Osoby publiczne, które mówią nam najwięcej o powrocie do staromodnych wartości… są ​​najbardziej zaangażowane w utrzymanie systemów dominacji – rasizmu, seksizmu, wyzysku klasowego i imperializmu.

Te nastroje są wprost mapowane na skrajnie prawicowe ruchy w USA, Wielkiej Brytanii, Australia, Francja, Włochy i szerszy zachód. Dopóki nie rozpoznamy, że zachodnia liberalna demokracja sama w sobie zawiera ziarna faszyzmu i nie rozwiniemy realnych alternatyw, pozostaje ona stale obecnym zagrożeniem.Konwersacje

O autorze

Bena Whithama, wykładowca stosunków międzynarodowych, SOAS, University of London

Artykuł został opublikowany ponownie Konwersacje na licencji Creative Commons. Przeczytać oryginalny artykuł.

złamać

Powiązane książki:

O tyranii: dwadzieścia lekcji z XX wieku

autorstwa Timothy'ego Snydera

Ta książka oferuje lekcje historii dotyczące zachowania i obrony demokracji, w tym znaczenie instytucji, rolę poszczególnych obywateli i niebezpieczeństwa autorytaryzmu.

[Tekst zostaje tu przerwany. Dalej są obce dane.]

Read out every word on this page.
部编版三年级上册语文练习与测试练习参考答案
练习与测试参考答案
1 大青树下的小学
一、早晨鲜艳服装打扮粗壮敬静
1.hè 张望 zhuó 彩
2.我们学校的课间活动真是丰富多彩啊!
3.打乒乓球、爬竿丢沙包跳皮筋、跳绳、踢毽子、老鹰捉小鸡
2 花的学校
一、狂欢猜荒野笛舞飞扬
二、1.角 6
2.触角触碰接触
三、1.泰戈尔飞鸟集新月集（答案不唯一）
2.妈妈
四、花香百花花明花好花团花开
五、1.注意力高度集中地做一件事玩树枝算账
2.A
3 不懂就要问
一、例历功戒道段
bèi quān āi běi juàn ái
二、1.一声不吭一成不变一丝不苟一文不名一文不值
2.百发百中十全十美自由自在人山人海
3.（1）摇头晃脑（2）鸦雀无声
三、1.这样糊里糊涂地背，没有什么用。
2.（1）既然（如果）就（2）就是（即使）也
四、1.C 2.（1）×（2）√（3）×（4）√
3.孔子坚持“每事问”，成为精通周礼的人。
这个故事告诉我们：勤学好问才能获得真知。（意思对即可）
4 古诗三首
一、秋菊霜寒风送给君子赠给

Kliknij, aby uzyskać więcej informacji lub zamówić

Nasz czas jest teraz: władza, cel i walka o sprawiedliwą Amerykę

autorstwa Stacey Abrams

Autorka, polityk i aktywistka, dzieli się swoją wizją bardziej inkluzywnej i sprawiedliwej demokracji oraz oferuje praktyczne strategie zaangażowania politycznego i mobilizacji wyborców.

Kliknij, aby uzyskać więcej informacji lub zamówić

Jak umierają demokracje

autorstwa Stevena Levitsky'ego i Daniela Ziblatta

Ta książka analizuje znaki ostrzegawcze i przyczyny rozpadu demokracji, opierając się na studiach przypadków z całego świata, aby zaoferować wgląd w to, jak chronić demokrację.

Kliknij, aby uzyskać więcej informacji lub zamówić

The People, No: Krótka historia antypopulizmu

przez Thomasa Franka

Autor przedstawia historię ruchów populistycznych w Stanach Zjednoczonych i krytykuje „antypopulistyczną” ideologię, która, jak twierdzi, zdławiła demokratyczne reformy i postęp.

Kliknij, aby uzyskać więcej informacji lub zamówić

Demokracja w jednej książce lub mniej: jak to działa, dlaczego nie działa i dlaczego jej naprawienie jest łatwiejsze niż myślisz

przez Davida Litta

Ta książka zawiera przegląd demokracji, w tym jej mocne i słabe strony, oraz proponuje reformy, które uczynią system bardziej responsywnym i odpowiedzialnym.